When protesters initially began using civil disobedience to physically shut down the Dakota Access Pipeline site, they were confronted violently by security guards from British mercenary firm G4S. The mercs sicced dogs and used pepper spray on the protesters in an assault that went viral and helped catalyze even more support for the water protectors.

(Countercurrentnews.com, What You Need To Know About Police Brutality Against DAPL Pipeline Protesters and How You Can Help, Friday, January 27, 2017)

It is clear that even if the Standing Rock Sioux Tribe is lawfully wrong to be stopping the advancement of the pipeline, the retaliation has been unwarranted and much harsher than it needs to be to stop them. These acts have not gone unnoticed however and have been publically viewed and shared online, much to the dismay of the pipelines supporters.

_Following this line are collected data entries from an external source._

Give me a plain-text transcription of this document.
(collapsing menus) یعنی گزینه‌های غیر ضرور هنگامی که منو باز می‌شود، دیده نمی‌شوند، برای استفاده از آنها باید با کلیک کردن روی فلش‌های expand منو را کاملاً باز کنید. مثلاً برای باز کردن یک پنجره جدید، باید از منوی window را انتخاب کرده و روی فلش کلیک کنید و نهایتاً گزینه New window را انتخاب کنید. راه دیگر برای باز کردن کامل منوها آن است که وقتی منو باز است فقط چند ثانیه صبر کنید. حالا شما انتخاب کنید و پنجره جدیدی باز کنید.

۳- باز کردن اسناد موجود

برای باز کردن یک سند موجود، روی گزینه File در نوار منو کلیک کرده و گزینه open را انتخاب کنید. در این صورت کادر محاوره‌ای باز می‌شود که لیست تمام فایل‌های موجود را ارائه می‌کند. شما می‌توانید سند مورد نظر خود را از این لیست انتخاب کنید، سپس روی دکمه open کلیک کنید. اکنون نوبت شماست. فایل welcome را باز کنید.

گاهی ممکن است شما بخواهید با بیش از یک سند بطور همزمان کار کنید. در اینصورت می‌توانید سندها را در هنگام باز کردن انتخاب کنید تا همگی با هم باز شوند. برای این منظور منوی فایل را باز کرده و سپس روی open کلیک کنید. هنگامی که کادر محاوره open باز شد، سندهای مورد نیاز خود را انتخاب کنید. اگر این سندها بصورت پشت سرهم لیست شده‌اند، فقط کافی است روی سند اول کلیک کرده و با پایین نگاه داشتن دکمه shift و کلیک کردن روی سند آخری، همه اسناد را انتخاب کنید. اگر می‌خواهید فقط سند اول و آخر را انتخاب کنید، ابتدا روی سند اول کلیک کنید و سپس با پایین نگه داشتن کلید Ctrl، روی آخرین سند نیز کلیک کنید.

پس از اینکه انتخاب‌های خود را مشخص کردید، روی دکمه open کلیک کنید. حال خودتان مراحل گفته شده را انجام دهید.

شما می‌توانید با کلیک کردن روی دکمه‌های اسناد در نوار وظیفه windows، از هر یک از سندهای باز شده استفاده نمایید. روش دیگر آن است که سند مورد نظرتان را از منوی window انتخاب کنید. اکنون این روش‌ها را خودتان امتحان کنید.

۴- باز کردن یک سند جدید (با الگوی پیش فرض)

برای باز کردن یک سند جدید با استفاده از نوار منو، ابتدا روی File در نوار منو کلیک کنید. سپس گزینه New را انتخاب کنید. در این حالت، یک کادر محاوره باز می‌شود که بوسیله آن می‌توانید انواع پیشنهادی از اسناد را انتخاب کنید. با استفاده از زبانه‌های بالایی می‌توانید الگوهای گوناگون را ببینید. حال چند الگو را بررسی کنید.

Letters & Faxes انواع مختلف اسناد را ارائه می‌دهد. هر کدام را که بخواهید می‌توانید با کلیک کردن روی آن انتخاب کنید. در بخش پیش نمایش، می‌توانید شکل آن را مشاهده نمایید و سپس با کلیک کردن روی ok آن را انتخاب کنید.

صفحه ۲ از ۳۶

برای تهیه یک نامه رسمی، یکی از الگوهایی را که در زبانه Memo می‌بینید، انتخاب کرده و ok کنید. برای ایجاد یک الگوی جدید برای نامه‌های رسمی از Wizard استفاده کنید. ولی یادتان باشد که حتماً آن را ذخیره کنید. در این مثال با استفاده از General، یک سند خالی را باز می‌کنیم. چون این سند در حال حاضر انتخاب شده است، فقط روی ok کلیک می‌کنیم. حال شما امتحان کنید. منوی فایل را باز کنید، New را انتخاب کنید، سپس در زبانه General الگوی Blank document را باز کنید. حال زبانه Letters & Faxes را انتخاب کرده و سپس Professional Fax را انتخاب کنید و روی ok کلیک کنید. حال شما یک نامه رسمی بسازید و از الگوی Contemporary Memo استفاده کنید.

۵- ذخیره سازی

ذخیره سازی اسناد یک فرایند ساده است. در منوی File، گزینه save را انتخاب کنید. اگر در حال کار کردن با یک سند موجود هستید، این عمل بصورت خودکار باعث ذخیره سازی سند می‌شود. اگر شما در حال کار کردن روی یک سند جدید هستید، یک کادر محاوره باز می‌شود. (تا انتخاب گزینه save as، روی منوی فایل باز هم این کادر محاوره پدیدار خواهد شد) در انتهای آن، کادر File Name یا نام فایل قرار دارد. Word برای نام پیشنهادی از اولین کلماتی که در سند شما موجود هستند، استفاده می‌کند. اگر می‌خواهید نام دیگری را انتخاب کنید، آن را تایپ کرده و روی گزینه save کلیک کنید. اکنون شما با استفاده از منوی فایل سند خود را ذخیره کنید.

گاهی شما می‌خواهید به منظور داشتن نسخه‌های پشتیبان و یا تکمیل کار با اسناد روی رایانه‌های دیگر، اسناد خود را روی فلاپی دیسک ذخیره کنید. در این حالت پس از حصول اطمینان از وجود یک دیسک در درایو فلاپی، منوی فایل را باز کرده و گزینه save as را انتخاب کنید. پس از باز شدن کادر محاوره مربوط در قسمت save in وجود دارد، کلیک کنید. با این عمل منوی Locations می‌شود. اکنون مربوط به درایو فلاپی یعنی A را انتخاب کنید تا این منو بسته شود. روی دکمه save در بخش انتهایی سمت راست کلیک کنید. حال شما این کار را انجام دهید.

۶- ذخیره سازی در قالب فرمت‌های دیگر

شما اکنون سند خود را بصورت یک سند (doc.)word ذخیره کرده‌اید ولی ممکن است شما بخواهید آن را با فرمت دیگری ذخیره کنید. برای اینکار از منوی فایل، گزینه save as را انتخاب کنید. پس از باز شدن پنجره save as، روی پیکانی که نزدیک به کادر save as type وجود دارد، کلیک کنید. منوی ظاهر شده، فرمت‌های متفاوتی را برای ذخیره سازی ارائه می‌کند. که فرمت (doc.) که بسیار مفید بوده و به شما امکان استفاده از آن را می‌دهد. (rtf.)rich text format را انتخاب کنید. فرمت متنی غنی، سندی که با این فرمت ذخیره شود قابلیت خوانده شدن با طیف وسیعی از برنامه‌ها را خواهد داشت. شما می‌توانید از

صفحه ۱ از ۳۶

Controversy of the Pipelines resistance

Many people believe that the Standing Rock Sioux Tribe and their allies are in fact using the cover of the #NoDAPL movement as cover for ulterior motives. For example the tribe claims that the pipeline encroaches on indigenous lands. In fact the pipeline has been rerouted many times to avoid any lands belonging to the tribe but does not actually touch Standing Rock Tribal lands. Many protesters claim that the pipeline will endanger the pipeline will endanger the tribes water supply but in fact eight pipelines already cross the Missouri river and carry hundreds of thousands of barrels every day and a pipeline is by far the safest way of transporting the crude oil , especially comparing it to the many seven hundred and fifty rail-carts used currently. Another claim is that the tribal community was not consulted when in fact  389 meetings took place between the U.S. Army Corps and 55 tribes about the Dakota Access project. In addition the Standing Rock Sioux Tribe met individually with the U.S. Army Corps nearly a dozen times to discuss archaeological and other surveys conducted to finalize the Dakota Access route. These claims as well as numerous others show the controversy of the legitimacy of the protesting. There may be another angle for the Standing Rock Tribe and it’s allies such as wanting to oppose fracking within the region, opposing fossil fuel use and many other possible reasons.

 

 

 

It seems that movements such as the #NoDAPL movement simply could not exist without the aid of technology and social media. Before the invention of social media movements would simply have lost momentum and died away. Globalization plays a role in this, although many social movements have came into existence to combat globalization. Due to the weakening of national borders and online freedoms social movements are able to gain power for themselves on a global scale like never before. The #NoDAPL movement for example has created social change by standing against ‘big oil’ and successfully halting the construction of the pipeline for now. Political and social rights have always been an issue for indigenous groups, particularly in America. The #NoDAPL movement  gained global attention and shows the power available and means of gaining it in the digital age.